Sensing Fungal Dysbiosis by Gut-Resident CX3CR1+ Mononuclear Phagocytes Aggravates Allergic Airway Disease

Abstract

Abstract Sensing of the gut microbiota, including fungi, regulates mucosal immunity. Whether fungal sensing in the gut can influence immunity at other body sites is unknown. Here we show that fluconazole-induced gut fungal dysbiosis has persistent effects on allergic airway disease in a house dust mite challenge model. Mice with a defined community of bacteria, but lacking intestinal fungi were not susceptible to fluconazole-induced dysbiosis, while colonization with a fungal mixture recapitulated the detrimental effects. Gut-resident mononuclear phagocytes (MNPs) expressing the fractalkine receptor CX3CR1 were essential for the effect of gut fungal dysbiosis on peripheral immunity. However, how mycobiota influence immunity in gut distal sites is not well understood. We developed protocols for gut-targeted depletion of phagocytes to investigate the influence of fungi on gut-lung crosstalk. Depletion of CX3CR1+ MNPs or selective inhibition of Syk signaling downstream of fungal sensing in these cells ameliorated lung allergy. These results indicate that disruption of intestinal fungal communities can mediate gut-lung-directed immune crosstalk and aggravate disease severity through fungal sensing by gut-resident CX3CR1+ MNPs.
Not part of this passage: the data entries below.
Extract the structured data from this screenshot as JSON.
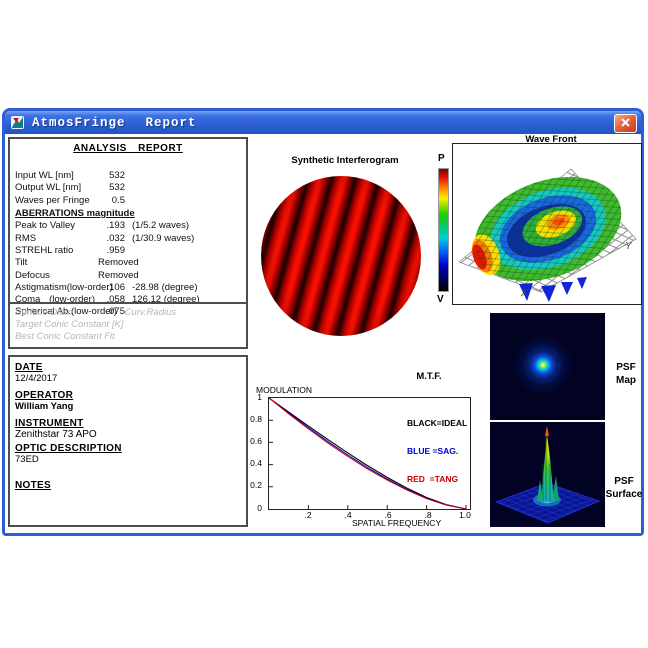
{
  "titlebar": {
    "app": "AtmosFringe",
    "menu": "Report"
  },
  "report": {
    "header": "ANALYSIS REPORT",
    "aberrations_header": "ABERRATIONS magnitude",
    "rows": [
      {
        "label": "Input WL [nm]",
        "mid": "",
        "value": "532",
        "extra": ""
      },
      {
        "label": "Output WL [nm]",
        "mid": "",
        "value": "532",
        "extra": ""
      },
      {
        "label": "Waves per Fringe",
        "mid": "",
        "value": "0.5",
        "extra": ""
      },
      {
        "label": "Peak to Valley",
        "mid": "",
        "value": ".193",
        "extra": "(1/5.2 waves)"
      },
      {
        "label": "RMS",
        "mid": "",
        "value": ".032",
        "extra": "(1/30.9 waves)"
      },
      {
        "label": "STREHL ratio",
        "mid": "",
        "value": ".959",
        "extra": ""
      },
      {
        "label": "Tilt",
        "mid": "",
        "value": "Removed",
        "extra": ""
      },
      {
        "label": "Defocus",
        "mid": "",
        "value": "Removed",
        "extra": ""
      },
      {
        "label": "Astigmatism",
        "mid": "(low-order)",
        "value": ".106",
        "extra": "-28.98  (degree)"
      },
      {
        "label": "Coma",
        "mid": "(low-order)",
        "value": ".058",
        "extra": "126.12  (degree)"
      },
      {
        "label": "Spherical Ab.(low-order)",
        "mid": "",
        "value": ".075",
        "extra": ""
      }
    ],
    "disabled": {
      "surface_diam": "Surface Diam",
      "curv_radius": "Curv.Radius",
      "target_conic": "Target Conic Constant [K]",
      "best_conic": "Best Conic Constant Fit"
    }
  },
  "info": {
    "date_label": "DATE",
    "date": "12/4/2017",
    "operator_label": "OPERATOR",
    "operator": "William Yang",
    "instrument_label": "INSTRUMENT",
    "instrument": "Zenithstar 73 APO",
    "optic_label": "OPTIC DESCRIPTION",
    "optic": "73ED",
    "notes_label": "NOTES",
    "notes": ""
  },
  "interferogram": {
    "title": "Synthetic Interferogram"
  },
  "colorbar": {
    "top": "P",
    "bottom": "V"
  },
  "wavefront": {
    "title": "Wave Front",
    "x_label": "X",
    "y_label": "Y"
  },
  "psf_map": {
    "line1": "PSF",
    "line2": "Map"
  },
  "psf_surface": {
    "line1": "PSF",
    "line2": "Surface"
  },
  "chart_data": {
    "type": "line",
    "title": "M.T.F.",
    "ylabel": "MODULATION",
    "xlabel": "SPATIAL FREQUENCY",
    "xlim": [
      0,
      1
    ],
    "ylim": [
      0,
      1
    ],
    "grid": false,
    "legend_position": "top-right",
    "xtick_labels": [
      ".2",
      ".4",
      ".6",
      ".8",
      "1.0"
    ],
    "ytick_labels": [
      "1",
      "0.8",
      "0.6",
      "0.4",
      "0.2",
      "0"
    ],
    "x": [
      0,
      0.1,
      0.2,
      0.3,
      0.4,
      0.5,
      0.6,
      0.7,
      0.8,
      0.9,
      1.0
    ],
    "series": [
      {
        "name": "IDEAL",
        "color": "#000000",
        "values": [
          1,
          0.873,
          0.747,
          0.624,
          0.505,
          0.391,
          0.285,
          0.188,
          0.104,
          0.04,
          0
        ]
      },
      {
        "name": "SAG",
        "color": "#0000cc",
        "values": [
          1,
          0.865,
          0.733,
          0.606,
          0.486,
          0.373,
          0.27,
          0.177,
          0.098,
          0.037,
          0
        ]
      },
      {
        "name": "TANG",
        "color": "#cc0000",
        "values": [
          1,
          0.858,
          0.722,
          0.593,
          0.473,
          0.361,
          0.26,
          0.17,
          0.093,
          0.035,
          0
        ]
      }
    ],
    "legend": [
      {
        "label": "BLACK=IDEAL",
        "color": "#000000"
      },
      {
        "label": "BLUE =SAG.",
        "color": "#0000cc"
      },
      {
        "label": "RED  =TANG",
        "color": "#cc0000"
      }
    ]
  }
}
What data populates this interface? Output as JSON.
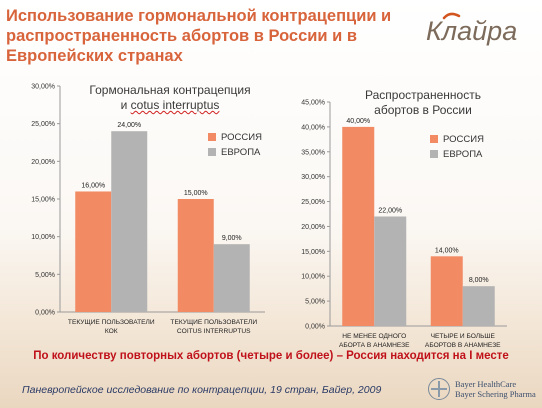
{
  "slide": {
    "title": "Использование гормональной контрацепции и распространенность абортов в России и в Европейских странах",
    "logo": "Клайра",
    "conclusion": "По количеству повторных абортов (четыре и более) – Россия находится на I месте",
    "source": "Паневропейское исследование по контрацепции, 19 стран, Байер, 2009",
    "company_line1": "Bayer HealthCare",
    "company_line2": "Bayer Schering Pharma",
    "company_logo_icon": "bayer-cross-icon"
  },
  "colors": {
    "russia": "#f28a64",
    "europe": "#b3b3b3"
  },
  "chart_data": [
    {
      "type": "bar",
      "title_line1": "Гормональная контрацепция",
      "title_line2_prefix": "и ",
      "title_line2_underlined": "cotus interruptus",
      "categories": [
        "ТЕКУЩИЕ ПОЛЬЗОВАТЕЛИ КОК",
        "ТЕКУЩИЕ ПОЛЬЗОВАТЕЛИ COITUS INTERRUPTUS"
      ],
      "category_lines": [
        [
          "ТЕКУЩИЕ ПОЛЬЗОВАТЕЛИ",
          "КОК"
        ],
        [
          "ТЕКУЩИЕ ПОЛЬЗОВАТЕЛИ",
          "COITUS INTERRUPTUS"
        ]
      ],
      "series": [
        {
          "name": "РОССИЯ",
          "values": [
            16,
            15
          ],
          "labels": [
            "16,00%",
            "15,00%"
          ]
        },
        {
          "name": "ЕВРОПА",
          "values": [
            24,
            9
          ],
          "labels": [
            "24,00%",
            "9,00%"
          ]
        }
      ],
      "ylim": [
        0,
        30
      ],
      "yticks": [
        "0,00%",
        "5,00%",
        "10,00%",
        "15,00%",
        "20,00%",
        "25,00%",
        "30,00%"
      ],
      "legend": "upper-left"
    },
    {
      "type": "bar",
      "title_line1": "Распространенность",
      "title_line2": "абортов в России",
      "categories": [
        "НЕ МЕНЕЕ ОДНОГО АБОРТА В АНАМНЕЗЕ",
        "ЧЕТЫРЕ И БОЛЬШЕ АБОРТОВ В АНАМНЕЗЕ"
      ],
      "category_lines": [
        [
          "НЕ МЕНЕЕ ОДНОГО",
          "АБОРТА В АНАМНЕЗЕ"
        ],
        [
          "ЧЕТЫРЕ И БОЛЬШЕ",
          "АБОРТОВ В АНАМНЕЗЕ"
        ]
      ],
      "series": [
        {
          "name": "РОССИЯ",
          "values": [
            40,
            14
          ],
          "labels": [
            "40,00%",
            "14,00%"
          ]
        },
        {
          "name": "ЕВРОПА",
          "values": [
            22,
            8
          ],
          "labels": [
            "22,00%",
            "8,00%"
          ]
        }
      ],
      "ylim": [
        0,
        45
      ],
      "yticks": [
        "0,00%",
        "5,00%",
        "10,00%",
        "15,00%",
        "20,00%",
        "25,00%",
        "30,00%",
        "35,00%",
        "40,00%",
        "45,00%"
      ],
      "legend": "upper-right"
    }
  ]
}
Highlights Gut fungal dysbiosis persistently aggravates allergic airway disease (AAD) in mice. Gut colonization by commensal fungi is both required and sufficient to aggravate AAD in a mycobiome-free mouse model. Intestinal CX3CR1+ mononuclear phagocytes (MNPs) are essential for the systemic effects of gut fungal dysbiosis on AAD. Inhibition of Syk-mediated fungal sensing in intestinal CX3CR1+ MNPs ameliorates AAD.